Finding the parametric equation of a line in linear algebra

Question

I was given the above question to answer, and I do not know how to do it. If t is the parameter, then I suppose we can create a relationship between a and b using t, but I don't see how that is helpful. Any guidance?

Thank you!

Answer 1

$l:\Bbb R \to \Bbb R^2$ by $l(t)=a+bt$. Based on $a$ and take the direction $b$.

Note that $b$ is an vector, which has a direction. Intuitively, you can think the line $l$ as the track of a point moving from $(-1,2)$ along the direction of $(-8,4)$.

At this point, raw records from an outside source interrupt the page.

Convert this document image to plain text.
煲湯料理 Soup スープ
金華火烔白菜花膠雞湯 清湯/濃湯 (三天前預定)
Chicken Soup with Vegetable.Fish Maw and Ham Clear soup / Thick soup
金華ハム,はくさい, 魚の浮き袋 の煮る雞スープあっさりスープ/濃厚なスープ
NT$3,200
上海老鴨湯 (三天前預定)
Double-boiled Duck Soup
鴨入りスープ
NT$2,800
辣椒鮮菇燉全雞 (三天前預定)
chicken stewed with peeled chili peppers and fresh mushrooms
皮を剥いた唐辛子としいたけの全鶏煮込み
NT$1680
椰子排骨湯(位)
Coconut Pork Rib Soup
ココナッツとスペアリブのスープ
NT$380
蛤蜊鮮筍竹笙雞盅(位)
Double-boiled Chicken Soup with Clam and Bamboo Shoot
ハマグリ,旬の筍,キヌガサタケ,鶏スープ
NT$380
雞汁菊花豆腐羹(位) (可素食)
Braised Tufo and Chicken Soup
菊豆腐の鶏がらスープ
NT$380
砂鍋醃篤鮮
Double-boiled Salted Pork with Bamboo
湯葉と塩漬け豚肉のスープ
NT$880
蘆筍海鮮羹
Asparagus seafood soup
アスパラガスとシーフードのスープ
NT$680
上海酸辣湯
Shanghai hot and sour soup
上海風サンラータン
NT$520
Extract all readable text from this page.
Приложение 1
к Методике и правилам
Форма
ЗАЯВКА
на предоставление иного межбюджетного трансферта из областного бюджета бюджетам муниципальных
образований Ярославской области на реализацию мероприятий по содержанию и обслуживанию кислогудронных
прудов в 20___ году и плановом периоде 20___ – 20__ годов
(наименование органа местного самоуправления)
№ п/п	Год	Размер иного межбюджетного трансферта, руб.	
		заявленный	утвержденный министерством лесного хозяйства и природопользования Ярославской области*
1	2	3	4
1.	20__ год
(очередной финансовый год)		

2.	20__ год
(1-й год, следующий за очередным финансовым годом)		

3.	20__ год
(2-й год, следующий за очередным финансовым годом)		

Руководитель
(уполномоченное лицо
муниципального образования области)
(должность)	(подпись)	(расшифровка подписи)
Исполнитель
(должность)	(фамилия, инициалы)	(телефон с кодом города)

Another way is more algebra, for any point $(x,y)$ in l, it can be expressed by $\frac{y-2}{x-(-1))}=\frac{-8}{4}$, then you can find $(x,y)=(x,\frac{-8}{4}(x-(-1))+2)=a+bt$ for some $t\in \Bbb R$

Of course, this is just some explanation, not a proof, since the line passing through $a$ along $b$ is not formally defined. (you can take $a+bt$ as the formal definition)

Answer 2

I will write: a parametric equation of a straight line $r$ has the form:

$$\begin{pmatrix}x \\ y\end{pmatrix}=\begin{pmatrix}p_1 \\ p_2\end{pmatrix}+t\begin{pmatrix}v_1 \\ v_2\end{pmatrix}=\begin{pmatrix}p_1+tv_1 \\ p_2+tv_2\end{pmatrix}, \ t\in\Bbb R$$

where $\mathbf p=\begin{pmatrix}p_1 \\ p_2\end{pmatrix}\in r$ and $\mathbf v=\begin{pmatrix}v_1 \\ v_2\end{pmatrix}\neq \mathbf 0$ a vector parallel to the straight line.

If

$$\vec a= \begin{pmatrix}-1 \\ 2\end{pmatrix}, \quad \vec b= \begin{pmatrix}-8 \\ 4\end{pmatrix}$$

we find for example the straight line

$$\mathbf{x}=\begin{pmatrix}-1 \\ 2\end{pmatrix}+t\begin{pmatrix}-8 \\ 4\end{pmatrix}$$